REJOICE-Ovarian01 is a global, multicenter, randomized, open-label phase 2/3 trial evaluating the efficacy and safety of investigational raludotatug deruxtecan in patients with platinum-resistant, high-grade ovarian primary peritoneal or fallopian tube cancer, with disease progression following at least one but no more than three prior systemic lines of therapy, including prior treatment with mirvetuximab soravtansine for those with documented high-folate receptor alpha expression. Maintenance therapy (e.g., bevacizumab, poly ADP-ribose polymerase [PARP] inhibitors) is considered part of the preceding line of therapy.

The phase 2 part of REJOICE-Ovarian01 is assessing the safety and tolerability of three doses of raludotatug deruxtecan (4.8 mg/kg, 5.6 mg/kg, or 6.4 mg/kg) to identify the recommended dose for the phase 3 part of the trial. The primary endpoint of the phase 2 part of the trial is ORR as assessed by blinded independent central review (BICR). Secondary endpoints include ORR as assessed by investigator, DoR, PFS and DCR – all assessed by both BICR and investigator – and overall survival (OS).

The phase 3 part of REJOICE-Ovarian01 is assessing the efficacy and safety of raludotatug deruxtecan at the selected dose (5.6 mg/kg) compared to investigator’s choice of chemotherapy (paclitaxel, pegylated liposomal doxorubicin, gemcitabine or topotecan). The dual primary endpoints of the phase 3 part of the trial are ORR and PFS as assessed by BICR. Secondary endpoints include PFS and ORR as assessed by investigator, DoR and DCR as assessed by both BICR and investigator, and OS. Pharmacokinetic and biomarker endpoints also will be assessed in both parts of the trial.

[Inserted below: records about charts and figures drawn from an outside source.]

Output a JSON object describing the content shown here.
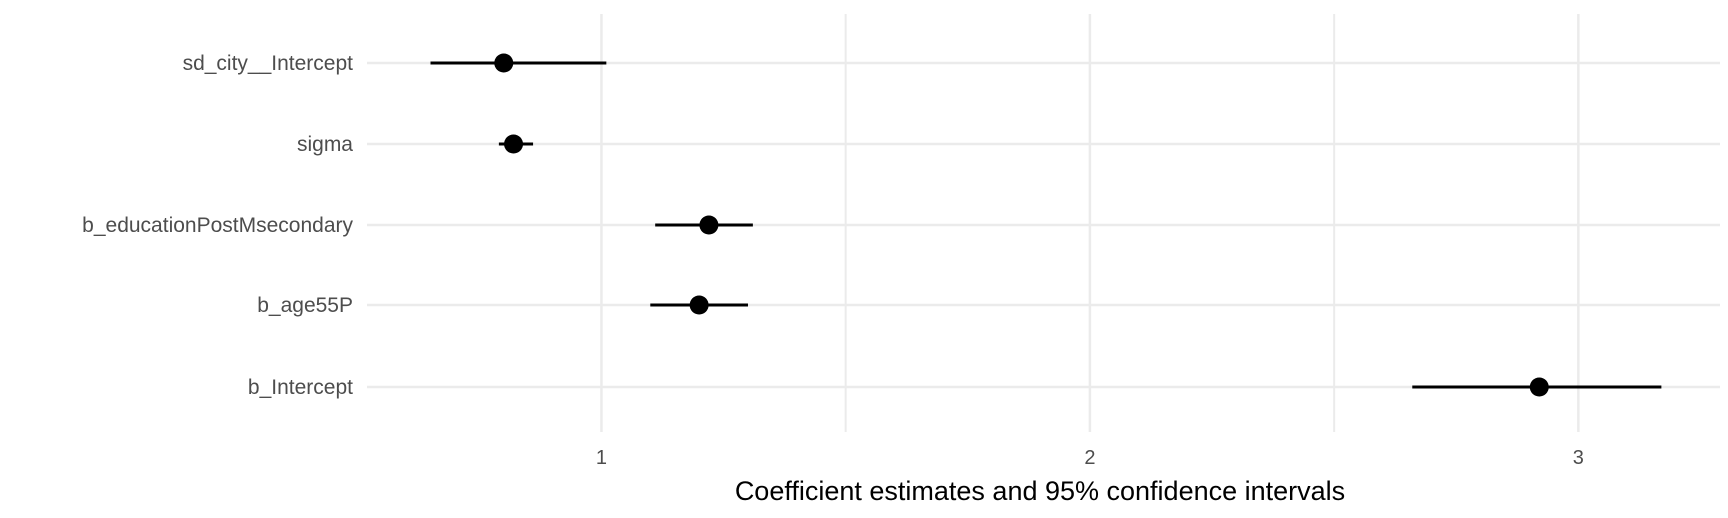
{
  "chart_data": {
    "type": "pointrange",
    "xlabel": "Coefficient estimates and 95% confidence intervals",
    "ylabel": "",
    "title": "",
    "xlim": [
      0.52,
      3.29
    ],
    "x_ticks": [
      1,
      2,
      3
    ],
    "x_minor_ticks": [
      1.5,
      2.5
    ],
    "grid": true,
    "categories": [
      "sd_city__Intercept",
      "sigma",
      "b_educationPostMsecondary",
      "b_age55P",
      "b_Intercept"
    ],
    "estimates": [
      0.8,
      0.82,
      1.22,
      1.2,
      2.92
    ],
    "lower": [
      0.65,
      0.79,
      1.11,
      1.1,
      2.66
    ],
    "upper": [
      1.01,
      0.86,
      1.31,
      1.3,
      3.17
    ],
    "point_color": "#000000",
    "grid_color": "#ebebeb"
  }
}
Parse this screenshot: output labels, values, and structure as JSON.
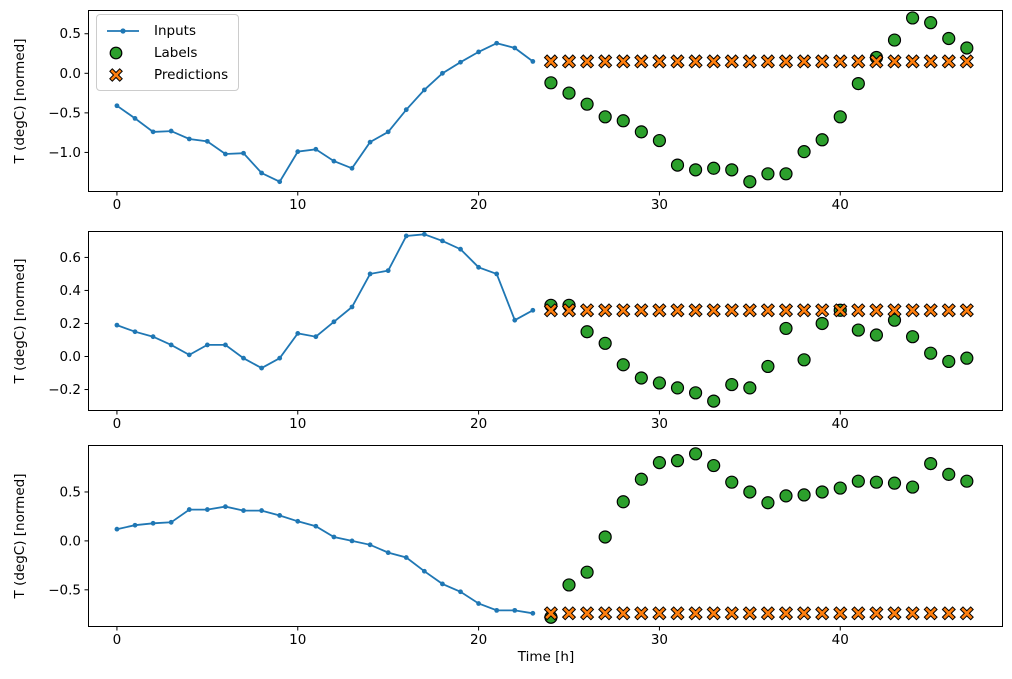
{
  "figure": {
    "xlabel": "Time [h]",
    "ylabel": "T (degC) [normed]",
    "background": "#ffffff"
  },
  "legend": {
    "items": [
      {
        "label": "Inputs",
        "marker": "line-dot",
        "color": "#1f77b4"
      },
      {
        "label": "Labels",
        "marker": "circle",
        "color": "#2ca02c"
      },
      {
        "label": "Predictions",
        "marker": "X",
        "color": "#ff7f0e"
      }
    ]
  },
  "colors": {
    "inputs": "#1f77b4",
    "labels": "#2ca02c",
    "predictions": "#ff7f0e",
    "marker_edge": "#000000",
    "axis": "#000000"
  },
  "chart_data": [
    {
      "type": "line",
      "name": "top",
      "ylabel": "T (degC) [normed]",
      "xlabel": "",
      "grid": false,
      "xlim": [
        -1.6,
        49.0
      ],
      "ylim": [
        -1.5,
        0.8
      ],
      "x_ticks": [
        0,
        10,
        20,
        30,
        40
      ],
      "y_ticks": [
        0.5,
        0.0,
        -0.5,
        -1.0
      ],
      "series": [
        {
          "name": "Inputs",
          "type": "line+marker",
          "x": [
            0,
            1,
            2,
            3,
            4,
            5,
            6,
            7,
            8,
            9,
            10,
            11,
            12,
            13,
            14,
            15,
            16,
            17,
            18,
            19,
            20,
            21,
            22,
            23
          ],
          "y": [
            -0.41,
            -0.57,
            -0.74,
            -0.73,
            -0.83,
            -0.86,
            -1.02,
            -1.01,
            -1.26,
            -1.37,
            -0.99,
            -0.96,
            -1.11,
            -1.2,
            -0.87,
            -0.74,
            -0.46,
            -0.21,
            0.0,
            0.14,
            0.27,
            0.38,
            0.32,
            0.15
          ]
        },
        {
          "name": "Labels",
          "type": "scatter",
          "marker": "circle",
          "x": [
            24,
            25,
            26,
            27,
            28,
            29,
            30,
            31,
            32,
            33,
            34,
            35,
            36,
            37,
            38,
            39,
            40,
            41,
            42,
            43,
            44,
            45,
            46,
            47
          ],
          "y": [
            -0.12,
            -0.25,
            -0.39,
            -0.55,
            -0.6,
            -0.74,
            -0.85,
            -1.16,
            -1.22,
            -1.2,
            -1.22,
            -1.37,
            -1.27,
            -1.27,
            -0.99,
            -0.84,
            -0.55,
            -0.13,
            0.2,
            0.42,
            0.7,
            0.64,
            0.44,
            0.32
          ]
        },
        {
          "name": "Predictions",
          "type": "scatter",
          "marker": "X",
          "x": [
            24,
            25,
            26,
            27,
            28,
            29,
            30,
            31,
            32,
            33,
            34,
            35,
            36,
            37,
            38,
            39,
            40,
            41,
            42,
            43,
            44,
            45,
            46,
            47
          ],
          "y": [
            0.15,
            0.15,
            0.15,
            0.15,
            0.15,
            0.15,
            0.15,
            0.15,
            0.15,
            0.15,
            0.15,
            0.15,
            0.15,
            0.15,
            0.15,
            0.15,
            0.15,
            0.15,
            0.15,
            0.15,
            0.15,
            0.15,
            0.15,
            0.15
          ]
        }
      ]
    },
    {
      "type": "line",
      "name": "middle",
      "ylabel": "T (degC) [normed]",
      "xlabel": "",
      "grid": false,
      "xlim": [
        -1.6,
        49.0
      ],
      "ylim": [
        -0.33,
        0.76
      ],
      "x_ticks": [
        0,
        10,
        20,
        30,
        40
      ],
      "y_ticks": [
        0.6,
        0.4,
        0.2,
        0.0,
        -0.2
      ],
      "series": [
        {
          "name": "Inputs",
          "type": "line+marker",
          "x": [
            0,
            1,
            2,
            3,
            4,
            5,
            6,
            7,
            8,
            9,
            10,
            11,
            12,
            13,
            14,
            15,
            16,
            17,
            18,
            19,
            20,
            21,
            22,
            23
          ],
          "y": [
            0.19,
            0.15,
            0.12,
            0.07,
            0.01,
            0.07,
            0.07,
            -0.01,
            -0.07,
            -0.01,
            0.14,
            0.12,
            0.21,
            0.3,
            0.5,
            0.52,
            0.73,
            0.74,
            0.7,
            0.65,
            0.54,
            0.5,
            0.22,
            0.28
          ]
        },
        {
          "name": "Labels",
          "type": "scatter",
          "marker": "circle",
          "x": [
            24,
            25,
            26,
            27,
            28,
            29,
            30,
            31,
            32,
            33,
            34,
            35,
            36,
            37,
            38,
            39,
            40,
            41,
            42,
            43,
            44,
            45,
            46,
            47
          ],
          "y": [
            0.31,
            0.31,
            0.15,
            0.08,
            -0.05,
            -0.13,
            -0.16,
            -0.19,
            -0.22,
            -0.27,
            -0.17,
            -0.19,
            -0.06,
            0.17,
            -0.02,
            0.2,
            0.28,
            0.16,
            0.13,
            0.22,
            0.12,
            0.02,
            -0.03,
            -0.01
          ]
        },
        {
          "name": "Predictions",
          "type": "scatter",
          "marker": "X",
          "x": [
            24,
            25,
            26,
            27,
            28,
            29,
            30,
            31,
            32,
            33,
            34,
            35,
            36,
            37,
            38,
            39,
            40,
            41,
            42,
            43,
            44,
            45,
            46,
            47
          ],
          "y": [
            0.28,
            0.28,
            0.28,
            0.28,
            0.28,
            0.28,
            0.28,
            0.28,
            0.28,
            0.28,
            0.28,
            0.28,
            0.28,
            0.28,
            0.28,
            0.28,
            0.28,
            0.28,
            0.28,
            0.28,
            0.28,
            0.28,
            0.28,
            0.28
          ]
        }
      ]
    },
    {
      "type": "line",
      "name": "bottom",
      "ylabel": "T (degC) [normed]",
      "xlabel": "Time [h]",
      "grid": false,
      "xlim": [
        -1.6,
        49.0
      ],
      "ylim": [
        -0.88,
        0.98
      ],
      "x_ticks": [
        0,
        10,
        20,
        30,
        40
      ],
      "y_ticks": [
        0.5,
        0.0,
        -0.5
      ],
      "series": [
        {
          "name": "Inputs",
          "type": "line+marker",
          "x": [
            0,
            1,
            2,
            3,
            4,
            5,
            6,
            7,
            8,
            9,
            10,
            11,
            12,
            13,
            14,
            15,
            16,
            17,
            18,
            19,
            20,
            21,
            22,
            23
          ],
          "y": [
            0.12,
            0.16,
            0.18,
            0.19,
            0.32,
            0.32,
            0.35,
            0.31,
            0.31,
            0.26,
            0.2,
            0.15,
            0.04,
            0.0,
            -0.04,
            -0.12,
            -0.17,
            -0.31,
            -0.44,
            -0.52,
            -0.64,
            -0.71,
            -0.71,
            -0.74
          ]
        },
        {
          "name": "Labels",
          "type": "scatter",
          "marker": "circle",
          "x": [
            24,
            25,
            26,
            27,
            28,
            29,
            30,
            31,
            32,
            33,
            34,
            35,
            36,
            37,
            38,
            39,
            40,
            41,
            42,
            43,
            44,
            45,
            46,
            47
          ],
          "y": [
            -0.78,
            -0.45,
            -0.32,
            0.04,
            0.4,
            0.63,
            0.8,
            0.82,
            0.89,
            0.77,
            0.6,
            0.5,
            0.39,
            0.46,
            0.47,
            0.5,
            0.54,
            0.61,
            0.6,
            0.59,
            0.55,
            0.79,
            0.68,
            0.61
          ]
        },
        {
          "name": "Predictions",
          "type": "scatter",
          "marker": "X",
          "x": [
            24,
            25,
            26,
            27,
            28,
            29,
            30,
            31,
            32,
            33,
            34,
            35,
            36,
            37,
            38,
            39,
            40,
            41,
            42,
            43,
            44,
            45,
            46,
            47
          ],
          "y": [
            -0.74,
            -0.74,
            -0.74,
            -0.74,
            -0.74,
            -0.74,
            -0.74,
            -0.74,
            -0.74,
            -0.74,
            -0.74,
            -0.74,
            -0.74,
            -0.74,
            -0.74,
            -0.74,
            -0.74,
            -0.74,
            -0.74,
            -0.74,
            -0.74,
            -0.74,
            -0.74,
            -0.74
          ]
        }
      ]
    }
  ]
}
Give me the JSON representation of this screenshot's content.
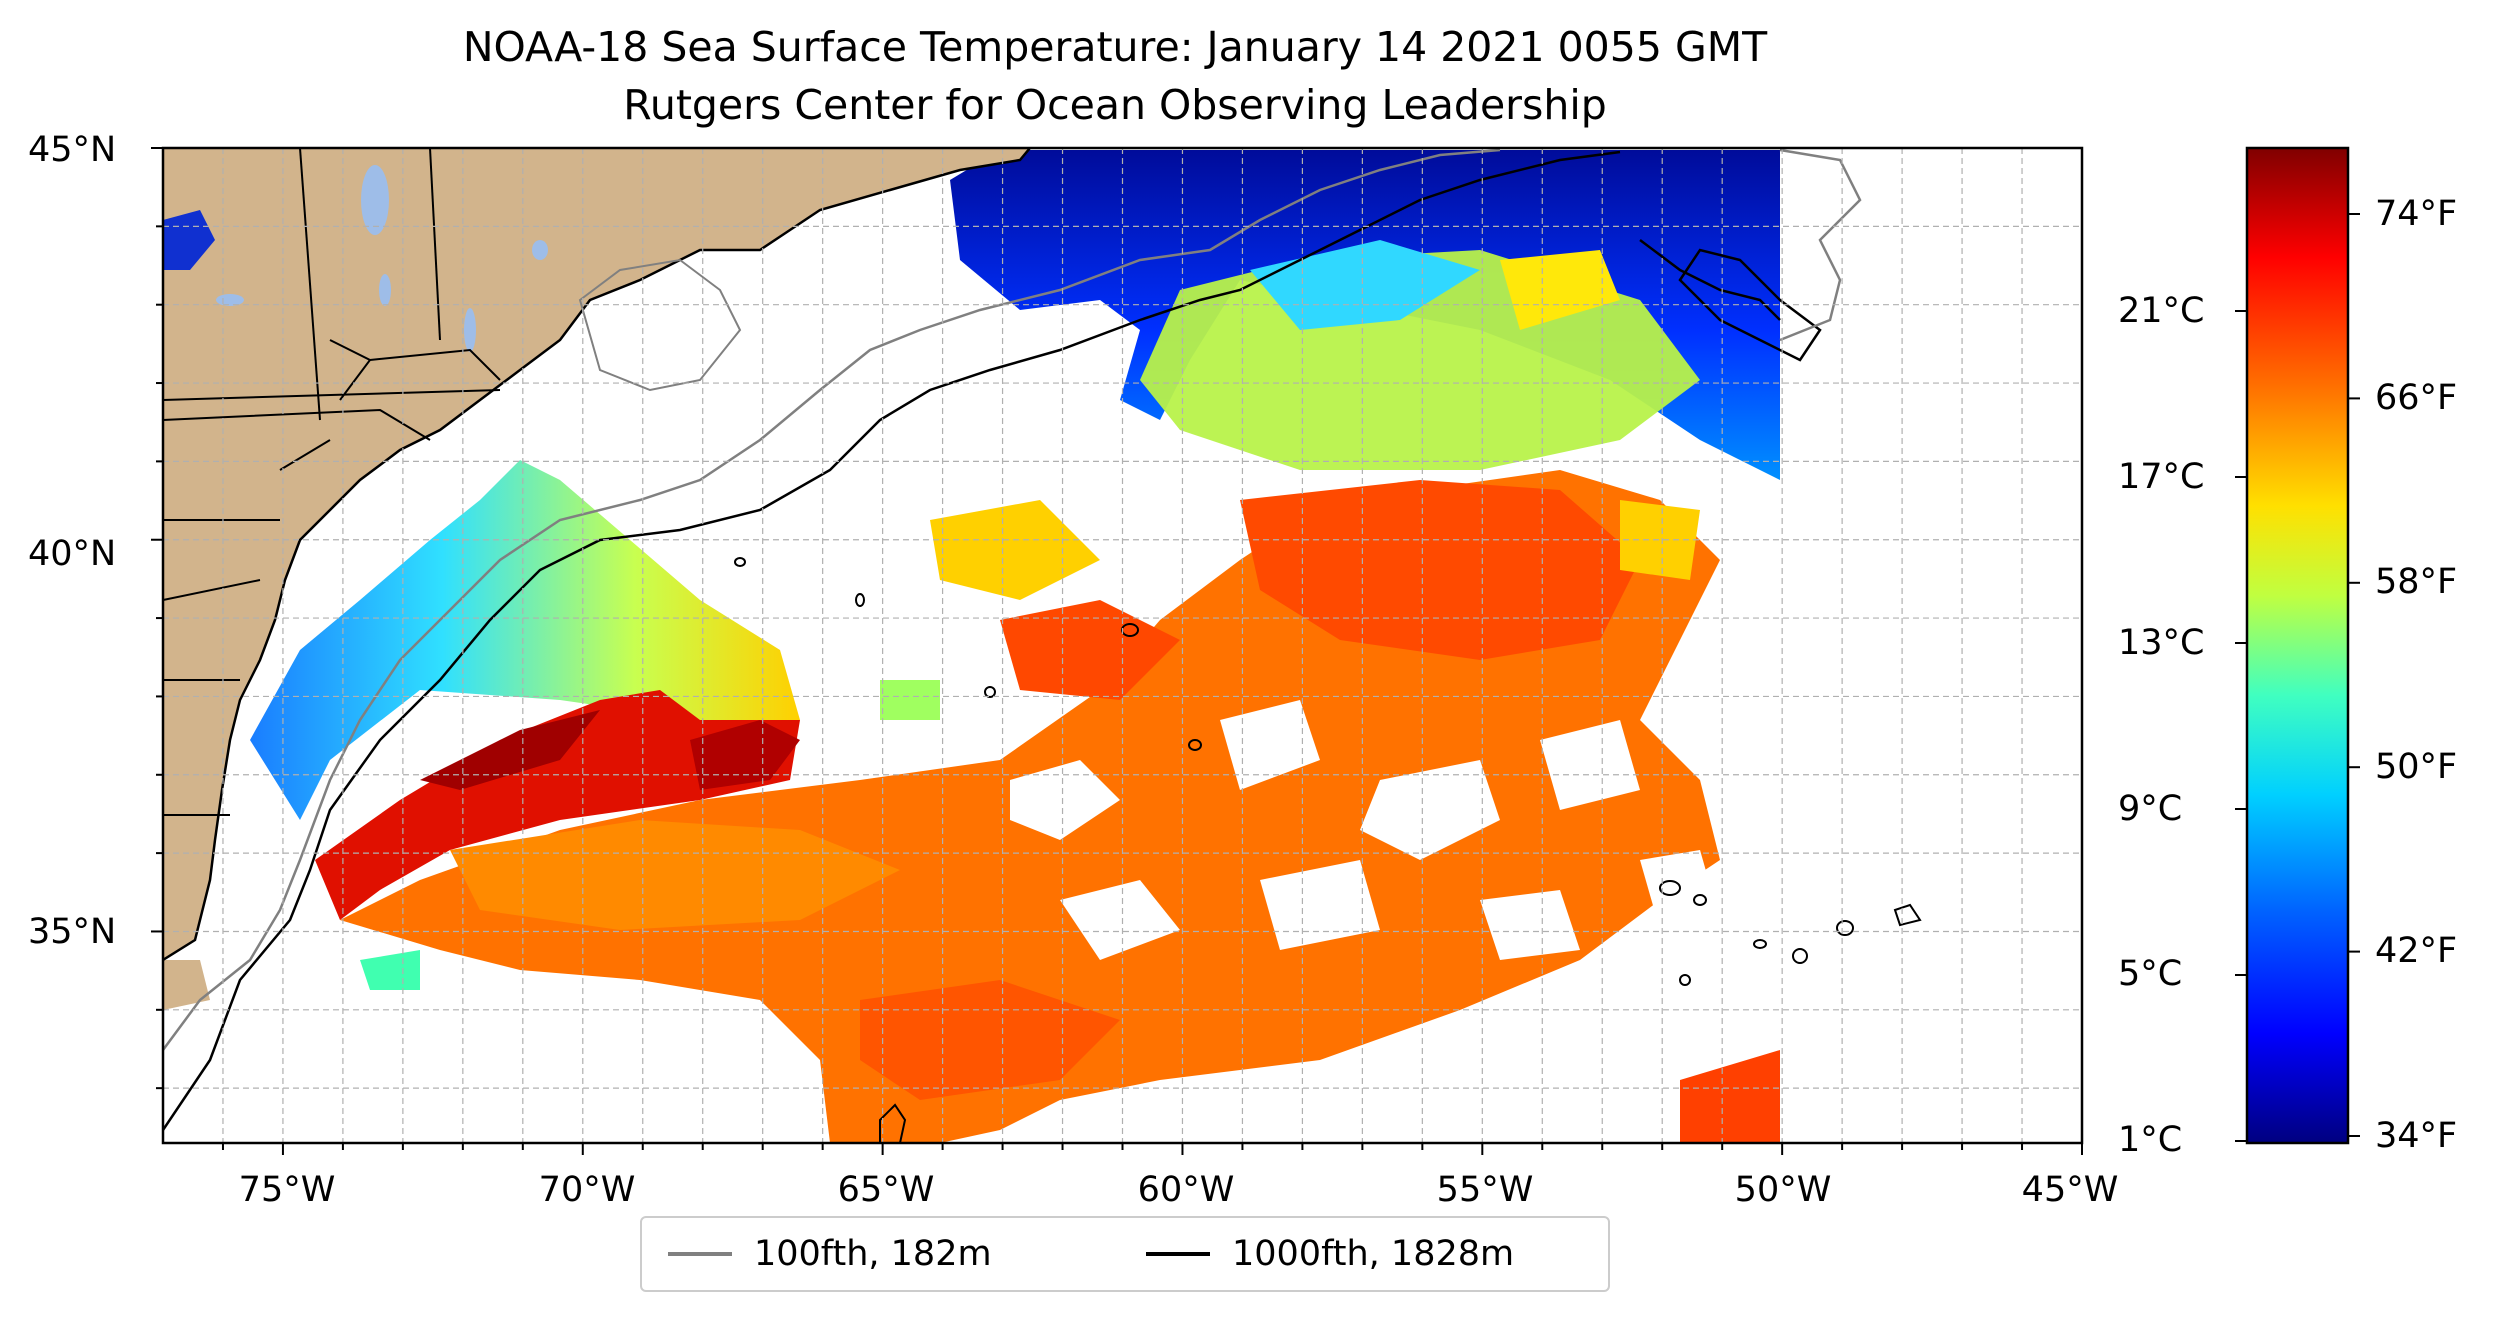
{
  "title": {
    "line1": "NOAA-18 Sea Surface Temperature: January 14 2021 0055 GMT",
    "line2": "Rutgers Center for Ocean Observing Leadership"
  },
  "map": {
    "lon_range": [
      -77,
      -45
    ],
    "lat_range": [
      32.3,
      45
    ],
    "x_ticks": [
      {
        "lon": -75,
        "label": "75°W"
      },
      {
        "lon": -70,
        "label": "70°W"
      },
      {
        "lon": -65,
        "label": "65°W"
      },
      {
        "lon": -60,
        "label": "60°W"
      },
      {
        "lon": -55,
        "label": "55°W"
      },
      {
        "lon": -50,
        "label": "50°W"
      },
      {
        "lon": -45,
        "label": "45°W"
      }
    ],
    "y_ticks": [
      {
        "lat": 45,
        "label": "45°N"
      },
      {
        "lat": 40,
        "label": "40°N"
      },
      {
        "lat": 35,
        "label": "35°N"
      }
    ],
    "gridlines": true,
    "land_color": "#d2b48c",
    "lake_color": "#9ebde8"
  },
  "colorbar": {
    "colormap": "jet",
    "celsius_labels": [
      "21°C",
      "17°C",
      "13°C",
      "9°C",
      "5°C",
      "1°C"
    ],
    "fahrenheit_labels": [
      "74°F",
      "66°F",
      "58°F",
      "50°F",
      "42°F",
      "34°F"
    ],
    "colors": [
      "#800000",
      "#ff0000",
      "#ff8000",
      "#ffff00",
      "#80ff80",
      "#00ffff",
      "#0080ff",
      "#0000ff",
      "#000080"
    ]
  },
  "legend": {
    "items": [
      {
        "label": "100fth, 182m",
        "color": "#808080"
      },
      {
        "label": "1000fth, 1828m",
        "color": "#000000"
      }
    ]
  }
}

REJOICE-Ovarian01 is expected to enroll approximately 710 patients across Asia, Europe, North America, and Oceania. For more information, please visit ClinicalTrials.gov.

About Ovarian Cancer

More than 324,000 women were diagnosed with ovarian cancer worldwide in 20221. The median overall survival for advanced ovarian cancer following recurrence can be as little as two years, with a five-year survival rate of 31.8% for those with distant stage disease.2,3

The introduction of targeted therapies has expanded treatment options and improved survival outcomes for some patients with ovarian cancer, but additional options are needed for patients with tumors that progress on available medicines4. Between 70% and 80% of patients diagnosed with advanced ovarian cancer will experience disease progression following standard treatment with platinum-based chemotherapy regimens5. For patients who develop platinum-resistant ovarian cancer, defined as disease progression less than six months after completion of last platinum-based chemotherapy, prognosis is particularly poor and treatment options are limited.6,7

About CDH6

CDH6 (human cadherin-6) is a cadherin family protein overexpressed in several cancers, including ovarian tumors.8 An estimated 65% of patients with ovarian cancer have tumors that express CDH6. In addition, CDH6 expression is observed more frequently in high-grade serous carcinomas.8,9 There is currently no CDH6 directed medicine approved for treatment of any cancer.

About Raludotatug Deruxtecan

Raludotatug deruxtecan is an investigational, potential first-in-class CDH6 directed ADC. Designed using Daiichi Sankyo’s proprietary DXd ADC Technology, raludotatug deruxtecan is comprised of a humanized anti-CDH6 IgG1 monoclonal antibody attached to a number of topoisomerase I inhibitor payloads (an exatecan derivative, DXd) via tetrapeptide-based cleavable linkers.